The box in LA... the representations of sacred space is sui generis (and thus, according to proper 'inculturation' is a foreign language to most if not all the people).

As for calling people "gay", those of us who work with and for brothers and sisters who struggle with the disorder of same sex attraction don't call them "gay".

They're people first. Sons or Daughters of God second. Their weaknesses, disorders, diseases, addictions, and vices do not define them as people nor exhaust who they are or what they're capable of.

Had Oscar Wilde NOT been sexually active with young teenage boys, he'd still have had the gift of writing that he had. It's not his sexual 'orientation' (itself a made up concept) that made him great, it was that gift of expression that could exist apart from that sexual attraction.

Ditto with scientists and others.

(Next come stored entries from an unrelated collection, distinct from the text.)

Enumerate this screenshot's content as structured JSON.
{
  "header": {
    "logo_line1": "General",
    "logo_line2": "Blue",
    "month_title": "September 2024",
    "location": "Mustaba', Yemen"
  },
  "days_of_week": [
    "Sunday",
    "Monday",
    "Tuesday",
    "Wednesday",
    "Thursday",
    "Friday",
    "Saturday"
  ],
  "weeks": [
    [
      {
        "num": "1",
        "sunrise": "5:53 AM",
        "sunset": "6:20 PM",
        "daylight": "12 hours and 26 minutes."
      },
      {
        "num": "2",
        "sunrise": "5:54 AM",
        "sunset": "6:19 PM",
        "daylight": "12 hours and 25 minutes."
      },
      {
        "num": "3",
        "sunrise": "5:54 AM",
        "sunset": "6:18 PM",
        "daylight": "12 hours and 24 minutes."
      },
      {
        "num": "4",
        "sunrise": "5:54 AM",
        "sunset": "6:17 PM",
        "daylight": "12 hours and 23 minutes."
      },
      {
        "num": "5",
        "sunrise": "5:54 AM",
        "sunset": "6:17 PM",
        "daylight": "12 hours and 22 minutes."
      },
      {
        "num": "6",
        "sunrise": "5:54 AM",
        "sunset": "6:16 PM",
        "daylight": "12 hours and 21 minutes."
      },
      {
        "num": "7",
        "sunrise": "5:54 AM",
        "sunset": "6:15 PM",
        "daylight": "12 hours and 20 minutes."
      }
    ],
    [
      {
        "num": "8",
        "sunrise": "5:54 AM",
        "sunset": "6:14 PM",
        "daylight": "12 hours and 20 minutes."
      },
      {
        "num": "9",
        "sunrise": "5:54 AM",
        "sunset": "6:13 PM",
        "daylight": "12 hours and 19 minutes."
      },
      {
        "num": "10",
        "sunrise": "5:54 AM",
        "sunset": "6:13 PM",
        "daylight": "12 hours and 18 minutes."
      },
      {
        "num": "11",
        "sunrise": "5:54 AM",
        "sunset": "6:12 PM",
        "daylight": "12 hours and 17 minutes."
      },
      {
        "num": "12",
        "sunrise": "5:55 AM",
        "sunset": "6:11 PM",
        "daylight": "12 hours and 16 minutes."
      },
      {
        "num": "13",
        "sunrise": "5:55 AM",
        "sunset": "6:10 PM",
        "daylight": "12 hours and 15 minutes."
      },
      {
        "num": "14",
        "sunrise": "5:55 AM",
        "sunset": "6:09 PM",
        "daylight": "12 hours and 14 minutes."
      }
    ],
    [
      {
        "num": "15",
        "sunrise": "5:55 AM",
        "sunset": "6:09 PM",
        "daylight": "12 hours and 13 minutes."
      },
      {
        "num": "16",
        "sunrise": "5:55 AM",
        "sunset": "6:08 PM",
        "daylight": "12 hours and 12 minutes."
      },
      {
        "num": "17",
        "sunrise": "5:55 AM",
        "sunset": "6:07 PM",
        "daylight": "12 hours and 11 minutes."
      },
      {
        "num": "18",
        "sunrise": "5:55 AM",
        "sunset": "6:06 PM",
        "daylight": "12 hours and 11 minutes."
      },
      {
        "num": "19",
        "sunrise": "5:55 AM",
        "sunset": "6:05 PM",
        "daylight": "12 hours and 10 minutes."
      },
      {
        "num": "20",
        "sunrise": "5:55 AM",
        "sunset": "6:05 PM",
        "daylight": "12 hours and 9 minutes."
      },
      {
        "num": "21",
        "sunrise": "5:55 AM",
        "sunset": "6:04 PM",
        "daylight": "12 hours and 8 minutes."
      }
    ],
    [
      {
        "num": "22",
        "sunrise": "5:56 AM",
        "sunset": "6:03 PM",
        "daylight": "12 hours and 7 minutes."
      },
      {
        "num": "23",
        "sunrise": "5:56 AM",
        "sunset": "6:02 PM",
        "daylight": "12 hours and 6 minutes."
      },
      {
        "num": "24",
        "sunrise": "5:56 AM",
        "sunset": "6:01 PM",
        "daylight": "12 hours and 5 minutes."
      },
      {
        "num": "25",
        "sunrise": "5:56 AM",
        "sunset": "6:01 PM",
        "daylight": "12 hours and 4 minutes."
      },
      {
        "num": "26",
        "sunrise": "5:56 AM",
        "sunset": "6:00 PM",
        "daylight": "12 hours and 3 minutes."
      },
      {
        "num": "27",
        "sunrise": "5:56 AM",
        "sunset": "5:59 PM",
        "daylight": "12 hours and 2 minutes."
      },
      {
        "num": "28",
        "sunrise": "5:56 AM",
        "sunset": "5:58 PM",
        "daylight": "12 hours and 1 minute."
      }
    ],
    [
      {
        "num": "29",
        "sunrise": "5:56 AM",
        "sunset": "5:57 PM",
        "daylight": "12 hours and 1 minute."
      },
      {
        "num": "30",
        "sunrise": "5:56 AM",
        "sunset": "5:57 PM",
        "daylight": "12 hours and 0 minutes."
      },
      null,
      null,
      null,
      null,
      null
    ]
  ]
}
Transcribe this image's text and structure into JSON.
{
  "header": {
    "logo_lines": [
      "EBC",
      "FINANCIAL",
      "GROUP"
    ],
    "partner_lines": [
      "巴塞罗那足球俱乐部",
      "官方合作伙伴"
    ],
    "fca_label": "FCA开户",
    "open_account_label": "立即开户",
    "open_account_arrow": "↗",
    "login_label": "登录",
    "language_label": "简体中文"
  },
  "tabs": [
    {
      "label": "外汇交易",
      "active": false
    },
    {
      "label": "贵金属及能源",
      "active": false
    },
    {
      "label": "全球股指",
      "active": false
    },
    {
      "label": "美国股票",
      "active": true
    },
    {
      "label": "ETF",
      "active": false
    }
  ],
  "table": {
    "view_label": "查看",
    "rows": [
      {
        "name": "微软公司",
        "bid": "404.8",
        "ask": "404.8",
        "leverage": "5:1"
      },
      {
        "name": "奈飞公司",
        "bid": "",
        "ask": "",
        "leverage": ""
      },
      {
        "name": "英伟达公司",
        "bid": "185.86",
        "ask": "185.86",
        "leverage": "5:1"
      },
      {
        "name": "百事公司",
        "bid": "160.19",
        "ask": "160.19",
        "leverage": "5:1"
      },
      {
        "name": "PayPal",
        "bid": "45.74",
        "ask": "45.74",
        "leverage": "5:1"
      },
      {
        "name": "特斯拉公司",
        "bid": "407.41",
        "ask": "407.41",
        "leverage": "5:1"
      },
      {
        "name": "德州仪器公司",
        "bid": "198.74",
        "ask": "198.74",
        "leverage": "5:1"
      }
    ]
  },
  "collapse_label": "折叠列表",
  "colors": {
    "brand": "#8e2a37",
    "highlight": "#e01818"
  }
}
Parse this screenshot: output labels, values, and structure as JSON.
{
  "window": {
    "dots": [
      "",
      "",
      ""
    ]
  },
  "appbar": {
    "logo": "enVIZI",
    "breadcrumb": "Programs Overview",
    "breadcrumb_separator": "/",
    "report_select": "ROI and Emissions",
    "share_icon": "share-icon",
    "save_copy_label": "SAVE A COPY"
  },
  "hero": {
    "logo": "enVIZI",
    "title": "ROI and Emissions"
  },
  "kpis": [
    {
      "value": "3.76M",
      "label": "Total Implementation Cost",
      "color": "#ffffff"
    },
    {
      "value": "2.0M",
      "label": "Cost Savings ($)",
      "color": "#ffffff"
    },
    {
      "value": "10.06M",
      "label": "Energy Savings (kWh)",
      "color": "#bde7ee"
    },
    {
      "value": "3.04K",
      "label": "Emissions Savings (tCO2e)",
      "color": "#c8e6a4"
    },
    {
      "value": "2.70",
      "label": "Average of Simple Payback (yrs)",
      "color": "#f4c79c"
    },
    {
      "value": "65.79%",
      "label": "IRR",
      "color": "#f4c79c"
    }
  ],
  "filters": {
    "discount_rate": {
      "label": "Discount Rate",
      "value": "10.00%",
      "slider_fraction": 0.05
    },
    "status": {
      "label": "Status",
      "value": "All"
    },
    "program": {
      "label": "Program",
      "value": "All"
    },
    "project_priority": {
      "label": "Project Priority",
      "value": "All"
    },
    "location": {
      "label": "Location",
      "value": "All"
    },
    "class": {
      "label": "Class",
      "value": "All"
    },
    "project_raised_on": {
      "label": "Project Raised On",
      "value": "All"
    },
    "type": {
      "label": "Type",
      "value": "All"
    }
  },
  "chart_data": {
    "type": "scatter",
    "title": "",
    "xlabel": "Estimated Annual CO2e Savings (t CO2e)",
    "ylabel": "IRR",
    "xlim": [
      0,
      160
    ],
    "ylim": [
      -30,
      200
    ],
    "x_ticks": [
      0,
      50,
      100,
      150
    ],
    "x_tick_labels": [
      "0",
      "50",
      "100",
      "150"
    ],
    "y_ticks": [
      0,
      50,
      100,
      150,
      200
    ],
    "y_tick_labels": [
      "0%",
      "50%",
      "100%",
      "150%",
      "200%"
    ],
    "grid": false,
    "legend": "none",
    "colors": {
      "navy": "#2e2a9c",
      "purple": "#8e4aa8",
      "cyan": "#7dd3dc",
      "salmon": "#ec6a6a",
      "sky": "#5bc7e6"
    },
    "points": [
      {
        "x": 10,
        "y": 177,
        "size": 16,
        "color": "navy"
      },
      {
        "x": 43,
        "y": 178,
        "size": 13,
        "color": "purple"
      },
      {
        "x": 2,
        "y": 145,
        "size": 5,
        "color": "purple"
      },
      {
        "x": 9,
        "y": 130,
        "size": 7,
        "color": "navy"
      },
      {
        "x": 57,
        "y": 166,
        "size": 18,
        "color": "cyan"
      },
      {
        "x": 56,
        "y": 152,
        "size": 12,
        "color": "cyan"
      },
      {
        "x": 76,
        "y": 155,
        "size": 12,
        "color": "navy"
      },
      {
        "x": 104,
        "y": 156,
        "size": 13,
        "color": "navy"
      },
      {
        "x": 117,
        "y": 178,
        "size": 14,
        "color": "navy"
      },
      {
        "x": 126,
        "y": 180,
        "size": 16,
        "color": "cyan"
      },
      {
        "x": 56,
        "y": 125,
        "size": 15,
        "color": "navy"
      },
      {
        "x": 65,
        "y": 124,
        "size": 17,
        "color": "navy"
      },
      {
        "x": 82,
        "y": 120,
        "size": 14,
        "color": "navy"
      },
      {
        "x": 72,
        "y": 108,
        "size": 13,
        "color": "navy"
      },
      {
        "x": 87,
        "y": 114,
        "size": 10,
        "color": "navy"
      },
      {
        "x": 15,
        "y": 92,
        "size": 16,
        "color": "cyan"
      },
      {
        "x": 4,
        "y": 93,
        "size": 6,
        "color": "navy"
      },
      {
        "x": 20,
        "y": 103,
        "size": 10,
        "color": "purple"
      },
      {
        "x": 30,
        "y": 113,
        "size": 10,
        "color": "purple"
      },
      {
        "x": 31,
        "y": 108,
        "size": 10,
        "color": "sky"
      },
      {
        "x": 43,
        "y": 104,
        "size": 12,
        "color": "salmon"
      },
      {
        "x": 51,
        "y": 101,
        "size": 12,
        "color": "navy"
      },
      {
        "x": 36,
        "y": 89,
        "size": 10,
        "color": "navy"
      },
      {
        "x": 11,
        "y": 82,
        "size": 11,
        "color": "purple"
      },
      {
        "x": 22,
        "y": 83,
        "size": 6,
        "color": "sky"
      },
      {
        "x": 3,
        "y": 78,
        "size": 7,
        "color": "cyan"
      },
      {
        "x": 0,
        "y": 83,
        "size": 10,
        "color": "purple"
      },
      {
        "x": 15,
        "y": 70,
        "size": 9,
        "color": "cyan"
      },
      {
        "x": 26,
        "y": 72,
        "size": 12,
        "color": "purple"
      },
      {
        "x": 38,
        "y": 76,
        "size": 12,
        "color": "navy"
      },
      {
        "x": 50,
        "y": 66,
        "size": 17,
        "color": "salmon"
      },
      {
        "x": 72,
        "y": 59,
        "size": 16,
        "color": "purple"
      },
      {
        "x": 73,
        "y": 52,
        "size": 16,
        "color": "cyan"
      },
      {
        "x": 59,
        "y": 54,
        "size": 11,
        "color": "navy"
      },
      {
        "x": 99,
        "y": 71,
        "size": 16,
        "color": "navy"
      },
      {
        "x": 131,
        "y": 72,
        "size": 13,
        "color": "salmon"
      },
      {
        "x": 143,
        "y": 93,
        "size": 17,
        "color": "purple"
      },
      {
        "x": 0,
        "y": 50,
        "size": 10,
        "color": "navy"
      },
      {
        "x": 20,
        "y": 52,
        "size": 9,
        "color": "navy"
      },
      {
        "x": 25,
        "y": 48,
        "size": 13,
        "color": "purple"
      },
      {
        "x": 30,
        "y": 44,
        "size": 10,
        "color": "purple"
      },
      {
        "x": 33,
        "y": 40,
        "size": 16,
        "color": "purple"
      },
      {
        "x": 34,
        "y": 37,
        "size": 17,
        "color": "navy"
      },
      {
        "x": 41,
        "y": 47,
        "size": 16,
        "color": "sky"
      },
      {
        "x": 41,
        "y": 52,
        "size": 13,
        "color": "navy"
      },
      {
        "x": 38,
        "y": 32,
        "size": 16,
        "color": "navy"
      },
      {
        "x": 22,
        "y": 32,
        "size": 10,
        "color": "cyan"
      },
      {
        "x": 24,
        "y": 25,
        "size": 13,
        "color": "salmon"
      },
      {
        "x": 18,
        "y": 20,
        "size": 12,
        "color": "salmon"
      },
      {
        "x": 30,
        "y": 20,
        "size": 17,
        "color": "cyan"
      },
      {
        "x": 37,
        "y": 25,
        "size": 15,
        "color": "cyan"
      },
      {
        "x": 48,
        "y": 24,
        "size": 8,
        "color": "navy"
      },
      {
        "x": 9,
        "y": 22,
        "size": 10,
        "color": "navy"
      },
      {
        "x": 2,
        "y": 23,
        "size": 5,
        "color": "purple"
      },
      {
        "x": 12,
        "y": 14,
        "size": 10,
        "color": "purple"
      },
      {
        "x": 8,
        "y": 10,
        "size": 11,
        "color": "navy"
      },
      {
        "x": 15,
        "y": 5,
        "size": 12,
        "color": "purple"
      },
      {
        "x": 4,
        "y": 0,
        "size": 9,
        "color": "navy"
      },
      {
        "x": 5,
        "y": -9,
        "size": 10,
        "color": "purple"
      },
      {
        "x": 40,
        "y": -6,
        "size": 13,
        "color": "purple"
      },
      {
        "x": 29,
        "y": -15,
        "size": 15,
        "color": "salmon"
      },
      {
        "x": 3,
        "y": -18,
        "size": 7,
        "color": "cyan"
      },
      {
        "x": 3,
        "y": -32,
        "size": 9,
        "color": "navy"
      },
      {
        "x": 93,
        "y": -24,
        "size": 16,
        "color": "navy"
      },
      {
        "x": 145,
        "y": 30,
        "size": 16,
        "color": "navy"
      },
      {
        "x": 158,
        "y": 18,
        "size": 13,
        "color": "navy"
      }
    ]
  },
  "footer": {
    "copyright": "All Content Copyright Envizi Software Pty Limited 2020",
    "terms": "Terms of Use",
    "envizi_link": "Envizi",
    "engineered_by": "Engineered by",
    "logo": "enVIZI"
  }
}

Their natural gifts and potential exist prior to their same sex attraction, NOT BECAUSE OF IT.

That's a crucial distinction often lost by low information folk in these debates.

Our height, weight, freckles, short sightedness, etc. are all accidents to our being.... our struggles with addiction, vice, depression, erotic ideations... those do not define us even as they sometimes try to engulf us and blot out the sun.

We Catholics must not allow the secular world view on these matters to blot out the great and healing insights of the saints on this issue.

We're great because of our relationship to God despite defects of a wounded human nature.